Since November, at least three new books on 2012 have arrived in
mainstream bookstores. A fourth is due this fall. Each arrives in the
wake of the 2006 success of 2012: The Return of Quetzalcoatl, which has
been selling thousands of copies a month since its release in May and
counts more than 40,000 in print. The books also build on popular
interest in the Maya, fueled in part by Mel Gibson's December 2006 film
about Mayan civilization, Apocalpyto.

Authors disagree about what humankind should expect on Dec. 21, 2012,
when the Maya's "Long Count" calendar marks the end of a 5,126-year era.

Journalist Lawrence Joseph forecasts widespread catastrophe in
Apocalypse 2012: A Scientific Investigation Into Civilization's End.
Spiritual healer Andrew Smith predicts a restoration of a "true balance
between Divine Feminine and Masculine" in The Revolution of 2012: Vol.
1, The Preparation. In 2012, Daniel Pinchbeck anticipates a "change in
the nature of consciousness," assisted by indigenous insights and
psychedelic drug use.

The buildup to 2012 echoes excitement and fear expressed on the eve of
the new millennium, popularly known as Y2K, though on a smaller scale,
says Lynn Garrett, senior religion editor at Publishers Weekly. She says
publishers seem to be courting readers who believe humanity is creating
its own ecological disasters and desperately needs ancient indigenous
wisdom.

"The convergence I see here is the apocalyptic expectations, if you
will, along with the fact that the environment is in the front of many
people's minds these days," Garrett says. "Part of the appeal of these
earth religions is that notion that we need to reconnect with the Earth
in order to save ourselves."

But scholars are bristling at attempts to link the ancient Maya with
trends in contemporary spirituality.
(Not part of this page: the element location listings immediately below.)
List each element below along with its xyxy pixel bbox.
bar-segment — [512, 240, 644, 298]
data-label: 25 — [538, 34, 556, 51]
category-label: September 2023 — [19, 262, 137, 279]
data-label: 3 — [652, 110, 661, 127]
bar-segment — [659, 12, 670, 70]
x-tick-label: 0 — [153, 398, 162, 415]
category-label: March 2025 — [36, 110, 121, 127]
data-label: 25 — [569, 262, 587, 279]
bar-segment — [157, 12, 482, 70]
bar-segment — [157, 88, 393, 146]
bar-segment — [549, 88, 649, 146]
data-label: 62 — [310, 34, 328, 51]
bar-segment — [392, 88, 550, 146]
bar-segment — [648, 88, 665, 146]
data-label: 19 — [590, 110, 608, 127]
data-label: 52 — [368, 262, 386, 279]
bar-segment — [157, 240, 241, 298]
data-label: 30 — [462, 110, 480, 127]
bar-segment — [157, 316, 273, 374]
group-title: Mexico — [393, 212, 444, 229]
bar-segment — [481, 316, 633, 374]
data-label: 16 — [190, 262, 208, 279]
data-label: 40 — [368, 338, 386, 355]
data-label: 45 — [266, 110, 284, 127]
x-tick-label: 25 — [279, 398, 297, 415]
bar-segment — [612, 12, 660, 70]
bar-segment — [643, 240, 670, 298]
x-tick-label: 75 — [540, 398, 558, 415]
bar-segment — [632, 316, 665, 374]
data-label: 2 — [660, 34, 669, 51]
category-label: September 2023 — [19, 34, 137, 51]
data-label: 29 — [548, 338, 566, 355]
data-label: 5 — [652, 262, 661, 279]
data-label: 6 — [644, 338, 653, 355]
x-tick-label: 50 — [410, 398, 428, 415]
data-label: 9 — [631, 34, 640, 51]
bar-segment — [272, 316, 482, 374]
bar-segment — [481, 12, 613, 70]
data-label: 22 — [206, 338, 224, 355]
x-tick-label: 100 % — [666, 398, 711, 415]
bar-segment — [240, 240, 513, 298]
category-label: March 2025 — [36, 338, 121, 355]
Maya civilization, known for
advanced writing, mathematics and astronomy, flourished for centuries in
Mesoamerica, especially between A.D. 300 and 900. Its Long Count
calendar, which was discontinued under Spanish colonization, tracks more
than 5,000 years, then resets at year zero.

"For the ancient Maya, it was a huge celebration to make it to the end
of a whole cycle," says Sandra Noble, executive director of the
Foundation for the Advancement of Mesoamerican Studies in Crystal River,
Fla. To render Dec. 21, 2012, as a doomsday or moment of cosmic
shifting, she says, is "a complete fabrication and a chance for a lot of
people to cash in."

Part of the 2012 mystique stems from the stars. On the winter solstice
in 2012, the sun will be aligned with the center of the Milky Way for
the first time in about 26,000 years. This means that "whatever energy
typically streams to Earth from the center of the Milky Way will indeed
be disrupted on 12/21/12 at 11:11 p.m. Universal Time," Joseph writes.

But scholars doubt the ancient Maya extrapolated great meaning from
anticipating the alignment — if they were even aware of what the
configuration would be.

Astronomers generally agree that "it would be impossible the Maya
themselves would have known that," says Susan Milbrath, a Maya
archaeoastronomer and a curator at the Florida Museum of Natural
History. What's more, she says, "we have no record or knowledge that
they would think the world would come to an end at that point."

University of Florida anthropologist Susan Gillespie says the 2012
phenomenon comes "from media and from other people making use of the
Maya past to fulfill agendas that are really their own."